The Results: Freeing Up Time for Innovation
The numbers spoke for themselves: open cases plummeted from 1,500 to 500 globally, across all products and facilities. Lead times were slashed by 35% and stabilized. Yet, the most strategic victory was a different metric entirely. The time engineers spent on change administration was cut in half, dropping from 50% to 25%.
”That is 25 percent of our time that we can now redirect toward innovation and new product development,” says Sebastian Quick.

Beyond Efficiency
For Haldex, this transformation is about much more than streamlined processes or shorter ticket queues. It’s about fundamentally rewiring how the organization operates—how information flows, how decisions are made, and how global teams collaborate. In an industry defined by relentless cost pressure and mounting complexity, this operational shift is monumental. Ultimately, optimizing change management isn’t just about doing the same things a little better; it’s about creating the breathing room to do entirely new things.
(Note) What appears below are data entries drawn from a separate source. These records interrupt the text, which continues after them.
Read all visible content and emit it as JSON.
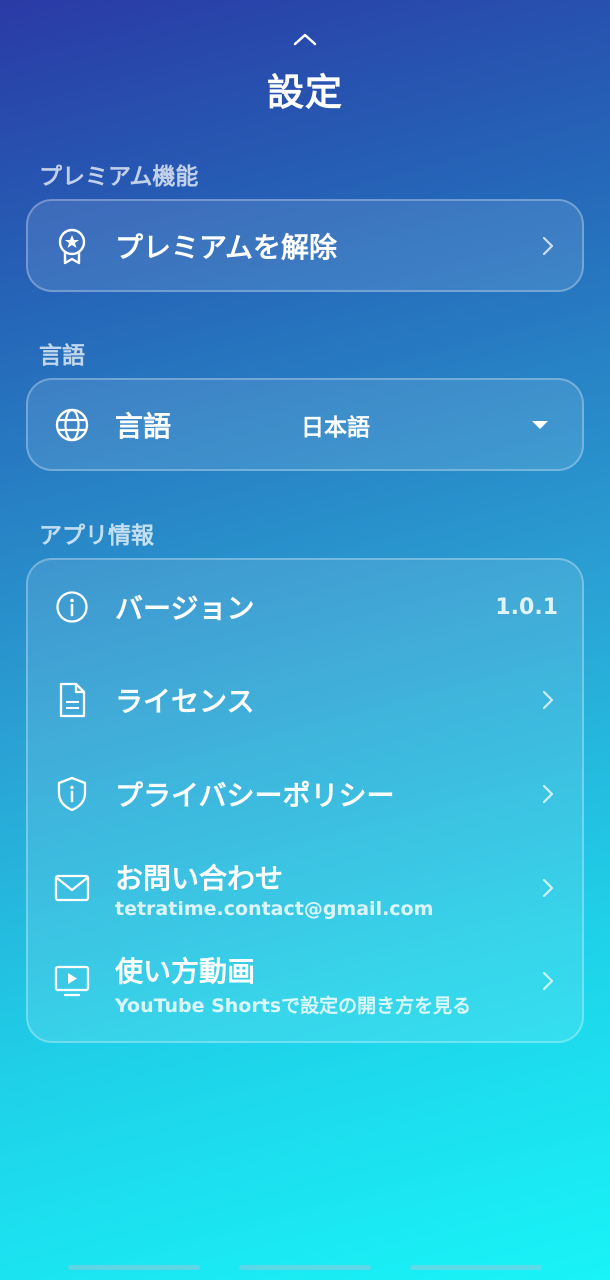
{
  "header": {
    "title": "設定",
    "collapse_icon": "chevron-up-icon"
  },
  "premium": {
    "section_label": "プレミアム機能",
    "unlock_label": "プレミアムを解除",
    "icon": "award-badge-icon"
  },
  "language": {
    "section_label": "言語",
    "label": "言語",
    "selected_value": "日本語",
    "icon": "globe-icon"
  },
  "app_info": {
    "section_label": "アプリ情報",
    "version": {
      "label": "バージョン",
      "value": "1.0.1",
      "icon": "info-circle-icon"
    },
    "license": {
      "label": "ライセンス",
      "icon": "document-icon"
    },
    "privacy": {
      "label": "プライバシーポリシー",
      "icon": "shield-info-icon"
    },
    "contact": {
      "label": "お問い合わせ",
      "email": "tetratime.contact@gmail.com",
      "icon": "mail-icon"
    },
    "tutorial": {
      "label": "使い方動画",
      "subtitle": "YouTube Shortsで設定の開き方を見る",
      "icon": "video-play-icon"
    }
  },
  "colors": {
    "gradient_top": "#2a3aa6",
    "gradient_mid": "#2aa2d4",
    "gradient_bottom": "#18f4f8",
    "text": "#ffffff"
  }
}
About Haldex and PDSVISION
Haldex is a premier manufacturer of heavy-duty brake systems and air suspension solutions, serving the world’s leading truck, bus, and trailer manufacturers across North America, Europe, and Asia. Since 2022, Haldex has proudly been a part of the SAF-Holland Group. At the core of Haldex’s operational excellence is a highly optimized digital ecosystem driven by PTC solutions:

  • PTC Windchill: Acts as the central nervous system for the product lifecycle, managing product data (PDM) and global engineering change workflows.
  • CAD Integration: Engineering design operates in seamless harmony with CAD tools, such as PTC Creo.
  • ERP Connectivity: The PLM (Product Lifecycle Management) environment is tightly connected to the SAP enterprise system, aligning perfectly with parent company SAF-Holland’s IT infrastructure.

PDSVISION is a leading global partner for PTC’s PLM, CAD, and ALM solutions, including Windchill, Creo, and Codebeamer. Acting as a trusted strategic advisor, the company assisted Haldex in implementing and integrating their robust PLM ecosystem—a transformative success story they proudly presented at PDSFORUM in Gothenburg in May 2026.